Description of problem: If a vm in backup state it won't change its powerstate. Usually, hypervisor administrators can’t control what users do with their vms. Opposite, users don’t have access to the hypervisor administration. So, it means that a backup administrator can’t ask users not to stop/start their vms during backup cycle and users don’t know when backup works. In ideal scenario users mustn’t care about backup process it should be transparent for them. Current implementation creates few cases: 1) VM is on -> backup -> user powered-off the vm -> the backup failed. The case isn’t bad, but there are few problems: a. User can’t power-off vm from hypervisor console b. Backup can be interrupted by user, so administrator can’t control this c. The backup flow can lose large amount of time, just by inaccurate user action 2) VM is off -> backup -> user can’t power-on vm until backup will be finished. It’s worse case: a. Before power-on vm, user must ask backup administrator to stop backup or he must wait until backup will be finished. Any of this action will require some time, and if the vm has critical business data, the downtime will cost much money. The problems might not be serious for small business and basic systems, but it's really strong for the large customers. In such systems backup of one vm can take hours and sometimes days. For example, it’s really bad to terminate 5 hours vm backup by user action. This can completely break backup window schedule. From another side a vm which locked for hours looks bad for a user. Large customer may backup thousand vms during one backup flow, communicate with users about their vms will be nightmare for the backup administrator.
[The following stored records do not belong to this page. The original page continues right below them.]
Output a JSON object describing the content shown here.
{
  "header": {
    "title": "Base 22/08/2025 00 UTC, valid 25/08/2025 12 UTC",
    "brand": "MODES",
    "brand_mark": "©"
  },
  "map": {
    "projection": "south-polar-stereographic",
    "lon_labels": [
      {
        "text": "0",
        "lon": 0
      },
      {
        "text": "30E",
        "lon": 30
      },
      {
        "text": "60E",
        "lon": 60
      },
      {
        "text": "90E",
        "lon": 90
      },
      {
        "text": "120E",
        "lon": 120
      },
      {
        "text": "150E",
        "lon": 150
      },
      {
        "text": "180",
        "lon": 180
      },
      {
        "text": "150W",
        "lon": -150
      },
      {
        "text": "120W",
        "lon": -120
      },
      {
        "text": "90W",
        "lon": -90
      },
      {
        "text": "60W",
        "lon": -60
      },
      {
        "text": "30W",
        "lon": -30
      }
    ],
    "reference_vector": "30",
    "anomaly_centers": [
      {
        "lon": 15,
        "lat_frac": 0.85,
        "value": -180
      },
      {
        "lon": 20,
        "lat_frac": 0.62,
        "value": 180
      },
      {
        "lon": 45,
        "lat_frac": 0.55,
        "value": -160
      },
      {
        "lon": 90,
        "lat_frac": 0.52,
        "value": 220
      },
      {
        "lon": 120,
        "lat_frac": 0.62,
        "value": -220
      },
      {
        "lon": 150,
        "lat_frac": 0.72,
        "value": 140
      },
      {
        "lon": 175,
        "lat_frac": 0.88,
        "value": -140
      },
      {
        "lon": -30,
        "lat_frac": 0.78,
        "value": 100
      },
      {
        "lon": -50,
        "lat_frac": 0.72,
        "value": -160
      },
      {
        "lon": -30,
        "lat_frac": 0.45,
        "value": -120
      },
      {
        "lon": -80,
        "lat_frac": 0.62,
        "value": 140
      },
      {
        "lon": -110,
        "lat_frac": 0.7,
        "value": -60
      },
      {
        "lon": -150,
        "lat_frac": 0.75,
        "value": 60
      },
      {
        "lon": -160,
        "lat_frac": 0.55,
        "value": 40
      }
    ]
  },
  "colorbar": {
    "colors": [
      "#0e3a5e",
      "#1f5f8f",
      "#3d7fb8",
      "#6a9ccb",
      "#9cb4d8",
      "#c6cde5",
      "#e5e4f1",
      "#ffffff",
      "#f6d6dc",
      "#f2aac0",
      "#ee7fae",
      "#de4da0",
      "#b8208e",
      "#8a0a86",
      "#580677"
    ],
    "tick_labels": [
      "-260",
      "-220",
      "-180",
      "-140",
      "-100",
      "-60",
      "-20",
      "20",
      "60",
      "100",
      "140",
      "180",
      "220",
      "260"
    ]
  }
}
How reproducible: always
Trying to extract functional requirements from comment 0. 1. Online backup - when VM is during online backup, user should be able to power off the VM without interrupting the backup. 2. Offline backup - when VM is during offline backup, user should be able to power on the VM without interrupting the backup. 3. Power off within the guest during online backup should not interrupt the backup Additional requirement not mentioned in comment 0: 4. Migration - when is during online backup, the system or the user should be able to migrate the VM to another host. An example use case is HA VM that the system try to keep available. 5. HA VM termination - when a HA VM lost the storage lease, sanlock will terminate the VM. If the VM was running a backup, the backup should not be interrupted. Yuri, do you anything to add to these requirements?
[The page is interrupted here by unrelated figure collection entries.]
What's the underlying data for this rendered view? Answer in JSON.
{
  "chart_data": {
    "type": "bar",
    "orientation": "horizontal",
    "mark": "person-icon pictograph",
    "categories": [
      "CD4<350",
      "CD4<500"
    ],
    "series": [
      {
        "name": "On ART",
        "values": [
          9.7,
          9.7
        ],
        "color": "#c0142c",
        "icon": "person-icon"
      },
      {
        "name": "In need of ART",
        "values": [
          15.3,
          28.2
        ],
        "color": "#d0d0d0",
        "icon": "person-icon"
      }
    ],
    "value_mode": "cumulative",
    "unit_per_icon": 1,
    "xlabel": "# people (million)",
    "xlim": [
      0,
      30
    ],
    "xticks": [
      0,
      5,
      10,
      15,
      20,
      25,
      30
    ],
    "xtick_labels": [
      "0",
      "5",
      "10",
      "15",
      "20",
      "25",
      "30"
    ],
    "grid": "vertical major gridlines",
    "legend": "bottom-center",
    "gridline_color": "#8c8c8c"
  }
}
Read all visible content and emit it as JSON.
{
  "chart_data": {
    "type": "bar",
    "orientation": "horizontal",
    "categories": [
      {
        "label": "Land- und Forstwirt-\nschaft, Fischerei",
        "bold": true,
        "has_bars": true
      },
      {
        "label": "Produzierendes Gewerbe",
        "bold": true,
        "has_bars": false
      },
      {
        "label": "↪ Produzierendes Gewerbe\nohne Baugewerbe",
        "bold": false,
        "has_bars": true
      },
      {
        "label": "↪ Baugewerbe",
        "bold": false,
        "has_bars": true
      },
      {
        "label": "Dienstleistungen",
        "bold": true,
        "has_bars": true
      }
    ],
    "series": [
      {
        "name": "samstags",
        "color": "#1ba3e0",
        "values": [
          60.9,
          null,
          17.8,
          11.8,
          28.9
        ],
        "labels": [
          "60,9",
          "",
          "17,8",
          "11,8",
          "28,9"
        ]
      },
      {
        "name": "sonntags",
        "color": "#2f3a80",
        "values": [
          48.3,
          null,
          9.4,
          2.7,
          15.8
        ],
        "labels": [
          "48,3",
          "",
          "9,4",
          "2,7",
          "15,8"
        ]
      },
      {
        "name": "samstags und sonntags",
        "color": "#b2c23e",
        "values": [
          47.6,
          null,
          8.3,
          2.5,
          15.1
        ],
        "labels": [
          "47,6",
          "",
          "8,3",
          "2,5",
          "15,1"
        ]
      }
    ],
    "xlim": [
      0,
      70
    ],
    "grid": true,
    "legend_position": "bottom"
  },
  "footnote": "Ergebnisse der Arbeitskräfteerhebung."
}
Hello Nir > Yuri, do you anything to add to these requirements? Thank you, There isn't anything to add from me.
Most of the work is in engine, but to enable this we need small API change in vdsm, allowing creating a snapshot with a new bitmap. https://github.com/oVirt/vdsm/pull/86
*** Bug 1994663 has been marked as a duplicate of this bug. ***
The only disadvantage that I see here is that we have snapshot involved again, which causes IO to commit the snapshot at the end. While using the scratch disk method, there was no commit at the end (just wipe the scratch disk), which could be an advantage over snapshots on disks with a lot of changes during the backup frame.
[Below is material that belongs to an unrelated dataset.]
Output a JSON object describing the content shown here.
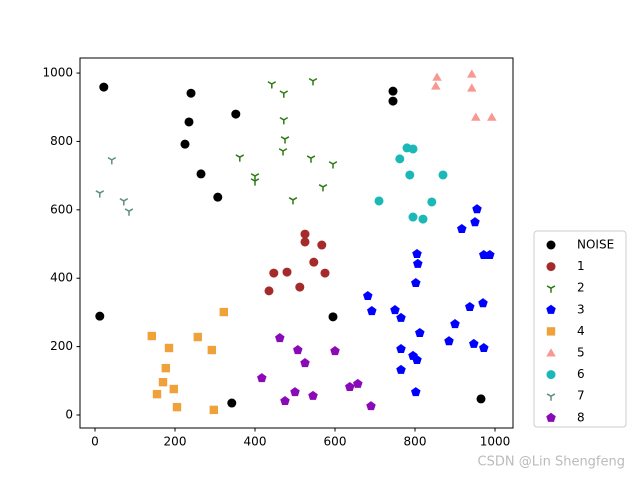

(In reply to Jean-Louis Dupond from comment #5) > The only disadvantage that I see here is that we have snapshot involved > again, which causes IO to commit the snapshot at the end. > While using the scratch disk method, there was no commit at the end (just > wipe the scratch disk), which could be an advantage over snapshots on disks > with a lot of changes during the backup frame. True, the new way introduces possibly slow delete snapshot at the end of the backup. But with this disadvantage we get lot of advantages: - Can start, stop, migrate, snapshot a VM during backup - Can start backup in most VM state - Have only one kind of backup - Backup I/O does not affect guest I/O - Guest I/O does not affect backup I/O - No scratch disks, no pauses - Simpler flow on engine side - Does not interfere with user snapshots like the old snapshot based backup We have a stress test for the new backup mode here: https://gitlab.com/nirs/ovirt-stress/-/tree/master/backup We did many runs in the last week, doing around 15,000 backups without any issue in the actual backup. Engine API should allow user to disable the snapshot based backup, using the previous snapshot-less way, with the risk of pausing vms during backup if scratch disk become full. Benny, can you explain how the snapshot is disabled in current API?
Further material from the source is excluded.